Is solar still relevant, and more importantly, is my book? Errr... yes, I think so.


This blog was first published on the Routledge website.

It's a strange thing to write a book and feel yourself suddenly overtaken by events, but that's the situation I found myself in shortly after completing Desert Energy. As my book, exploring the potential and application of large scale solar power generation in the deserts was going through production, the Arab Spring erupted into full force. At the same time the ongoing financial crisis has pushed climate change down the political agenda, while in the US the emerging shale gas revolution is dramatically altering the economics of energy production. The solar industry too is undergoing a massive shake-out.
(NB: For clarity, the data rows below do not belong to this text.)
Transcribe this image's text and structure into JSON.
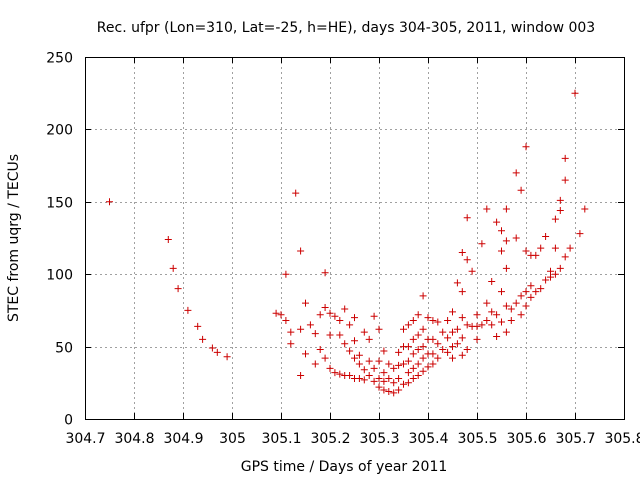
{
  "chart_data": {
    "type": "scatter",
    "title": "Rec. ufpr (Lon=310, Lat=-25, h=HE), days 304-305, 2011, window 003",
    "xlabel": "GPS time / Days of year 2011",
    "ylabel": "STEC from uqrg / TECUs",
    "xlim": [
      304.7,
      305.8
    ],
    "ylim": [
      0,
      250
    ],
    "xticks": [
      "304.7",
      "304.8",
      "304.9",
      "305",
      "305.1",
      "305.2",
      "305.3",
      "305.4",
      "305.5",
      "305.6",
      "305.7",
      "305.8"
    ],
    "yticks": [
      "0",
      "50",
      "100",
      "150",
      "200",
      "250"
    ],
    "grid": true,
    "marker": "+",
    "color": "#cc0000",
    "series": [
      {
        "name": "STEC",
        "points": [
          [
            304.75,
            150
          ],
          [
            304.87,
            124
          ],
          [
            304.88,
            104
          ],
          [
            304.89,
            90
          ],
          [
            304.91,
            75
          ],
          [
            304.93,
            64
          ],
          [
            304.94,
            55
          ],
          [
            304.96,
            49
          ],
          [
            304.97,
            46
          ],
          [
            304.99,
            43
          ],
          [
            305.09,
            73
          ],
          [
            305.1,
            72
          ],
          [
            305.11,
            68
          ],
          [
            305.11,
            100
          ],
          [
            305.12,
            60
          ],
          [
            305.12,
            52
          ],
          [
            305.13,
            156
          ],
          [
            305.14,
            116
          ],
          [
            305.14,
            62
          ],
          [
            305.14,
            30
          ],
          [
            305.15,
            80
          ],
          [
            305.15,
            45
          ],
          [
            305.16,
            65
          ],
          [
            305.17,
            59
          ],
          [
            305.17,
            38
          ],
          [
            305.18,
            72
          ],
          [
            305.18,
            48
          ],
          [
            305.19,
            77
          ],
          [
            305.19,
            42
          ],
          [
            305.19,
            101
          ],
          [
            305.2,
            73
          ],
          [
            305.2,
            58
          ],
          [
            305.2,
            35
          ],
          [
            305.21,
            71
          ],
          [
            305.21,
            32
          ],
          [
            305.22,
            68
          ],
          [
            305.22,
            58
          ],
          [
            305.22,
            31
          ],
          [
            305.23,
            76
          ],
          [
            305.23,
            52
          ],
          [
            305.23,
            30
          ],
          [
            305.24,
            65
          ],
          [
            305.24,
            47
          ],
          [
            305.24,
            30
          ],
          [
            305.25,
            70
          ],
          [
            305.25,
            54
          ],
          [
            305.25,
            42
          ],
          [
            305.25,
            28
          ],
          [
            305.26,
            44
          ],
          [
            305.26,
            38
          ],
          [
            305.26,
            28
          ],
          [
            305.27,
            60
          ],
          [
            305.27,
            34
          ],
          [
            305.27,
            27
          ],
          [
            305.28,
            55
          ],
          [
            305.28,
            40
          ],
          [
            305.28,
            30
          ],
          [
            305.29,
            71
          ],
          [
            305.29,
            35
          ],
          [
            305.29,
            26
          ],
          [
            305.3,
            62
          ],
          [
            305.3,
            40
          ],
          [
            305.3,
            28
          ],
          [
            305.3,
            22
          ],
          [
            305.31,
            47
          ],
          [
            305.31,
            32
          ],
          [
            305.31,
            26
          ],
          [
            305.31,
            20
          ],
          [
            305.32,
            38
          ],
          [
            305.32,
            28
          ],
          [
            305.32,
            19
          ],
          [
            305.33,
            35
          ],
          [
            305.33,
            25
          ],
          [
            305.33,
            18
          ],
          [
            305.34,
            46
          ],
          [
            305.34,
            37
          ],
          [
            305.34,
            28
          ],
          [
            305.34,
            20
          ],
          [
            305.35,
            62
          ],
          [
            305.35,
            50
          ],
          [
            305.35,
            38
          ],
          [
            305.35,
            24
          ],
          [
            305.36,
            65
          ],
          [
            305.36,
            50
          ],
          [
            305.36,
            40
          ],
          [
            305.36,
            32
          ],
          [
            305.36,
            25
          ],
          [
            305.37,
            68
          ],
          [
            305.37,
            55
          ],
          [
            305.37,
            45
          ],
          [
            305.37,
            35
          ],
          [
            305.37,
            28
          ],
          [
            305.38,
            72
          ],
          [
            305.38,
            58
          ],
          [
            305.38,
            48
          ],
          [
            305.38,
            38
          ],
          [
            305.38,
            30
          ],
          [
            305.39,
            85
          ],
          [
            305.39,
            62
          ],
          [
            305.39,
            50
          ],
          [
            305.39,
            42
          ],
          [
            305.39,
            33
          ],
          [
            305.4,
            70
          ],
          [
            305.4,
            55
          ],
          [
            305.4,
            45
          ],
          [
            305.4,
            36
          ],
          [
            305.41,
            68
          ],
          [
            305.41,
            55
          ],
          [
            305.41,
            45
          ],
          [
            305.41,
            38
          ],
          [
            305.42,
            67
          ],
          [
            305.42,
            52
          ],
          [
            305.42,
            42
          ],
          [
            305.43,
            60
          ],
          [
            305.43,
            48
          ],
          [
            305.44,
            68
          ],
          [
            305.44,
            56
          ],
          [
            305.44,
            46
          ],
          [
            305.45,
            74
          ],
          [
            305.45,
            60
          ],
          [
            305.45,
            50
          ],
          [
            305.45,
            42
          ],
          [
            305.46,
            94
          ],
          [
            305.46,
            62
          ],
          [
            305.46,
            52
          ],
          [
            305.47,
            115
          ],
          [
            305.47,
            88
          ],
          [
            305.47,
            70
          ],
          [
            305.47,
            56
          ],
          [
            305.47,
            44
          ],
          [
            305.48,
            139
          ],
          [
            305.48,
            110
          ],
          [
            305.48,
            65
          ],
          [
            305.48,
            48
          ],
          [
            305.49,
            102
          ],
          [
            305.49,
            64
          ],
          [
            305.5,
            72
          ],
          [
            305.5,
            64
          ],
          [
            305.5,
            55
          ],
          [
            305.51,
            121
          ],
          [
            305.51,
            65
          ],
          [
            305.52,
            145
          ],
          [
            305.52,
            80
          ],
          [
            305.52,
            68
          ],
          [
            305.53,
            95
          ],
          [
            305.53,
            74
          ],
          [
            305.53,
            65
          ],
          [
            305.54,
            136
          ],
          [
            305.54,
            72
          ],
          [
            305.54,
            57
          ],
          [
            305.55,
            130
          ],
          [
            305.55,
            116
          ],
          [
            305.55,
            88
          ],
          [
            305.55,
            67
          ],
          [
            305.56,
            145
          ],
          [
            305.56,
            123
          ],
          [
            305.56,
            104
          ],
          [
            305.56,
            78
          ],
          [
            305.56,
            60
          ],
          [
            305.57,
            76
          ],
          [
            305.57,
            68
          ],
          [
            305.58,
            170
          ],
          [
            305.58,
            125
          ],
          [
            305.58,
            80
          ],
          [
            305.59,
            158
          ],
          [
            305.59,
            85
          ],
          [
            305.59,
            72
          ],
          [
            305.6,
            188
          ],
          [
            305.6,
            116
          ],
          [
            305.6,
            88
          ],
          [
            305.6,
            78
          ],
          [
            305.61,
            113
          ],
          [
            305.61,
            92
          ],
          [
            305.61,
            84
          ],
          [
            305.62,
            113
          ],
          [
            305.62,
            88
          ],
          [
            305.63,
            90
          ],
          [
            305.63,
            118
          ],
          [
            305.64,
            96
          ],
          [
            305.64,
            126
          ],
          [
            305.65,
            102
          ],
          [
            305.65,
            98
          ],
          [
            305.66,
            138
          ],
          [
            305.66,
            118
          ],
          [
            305.66,
            100
          ],
          [
            305.67,
            151
          ],
          [
            305.67,
            144
          ],
          [
            305.67,
            104
          ],
          [
            305.68,
            180
          ],
          [
            305.68,
            165
          ],
          [
            305.68,
            112
          ],
          [
            305.69,
            118
          ],
          [
            305.7,
            225
          ],
          [
            305.71,
            128
          ],
          [
            305.72,
            145
          ]
        ]
      }
    ]
  }
}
Falling costs and mass production in China has led to global over-capacity, with many well known names going bust or struggling. A looming trade war over Chinese government subsidies to solar producers is on the horizon, making manufacturers and installers jittery.
So with all this in mind, is the book still relevant? I think so, yes. Part of the reason is that the book will hopefully equip the reader to understand the background and context to new developments. As I was writing it, I was aware that rapid change was possible... indeed, I stated that I expected many of the companies and projects mentioned would change hands or go out of business in the coming years, and that political instability could stymie plans for solar in North Africa. Yet despite these changes, the underlying rationale for solar power, including large arrays in desert or sunbelt lands, has not changed. Climate change is not going away, and after a couple of years in the wilderness it may be edging its way back up the agenda again. The recent announcement that atmospheric concentrations of carbon dioxide have passed 400 parts per million for the first time in millions of years shows we cannot hide from this problem indefinitely. Prices for solar continue to fall rapidly, and new, more efficient technologies are being constantly developed. While this may put pressure on existing solar businesses, in the long run the direction is clear – solar power is becoming more affordable, and it has never been needed more.
Of course, technology and potential can only take you so far. Political will is required too. The entrenched nature of the existing energy infrastructure is a big problem which still needs to be overcome. So too is the diffuse nature of solar power. Concentrated energy sources like fossil fuels, almost by definition, are worth a lot of money to a relatively small number of people. Non-extractive energy sources have a very different set of winners and losers. This provides a tremendous incentive to maintain the status quo. Yet in the long run the elegance of solar power and the benefits it could bring argue strongly in its favour. Despite all the changes Desert Energy remains a useful and readable introduction to what could be one of the most important and exciting technological revolutions of the 21st century.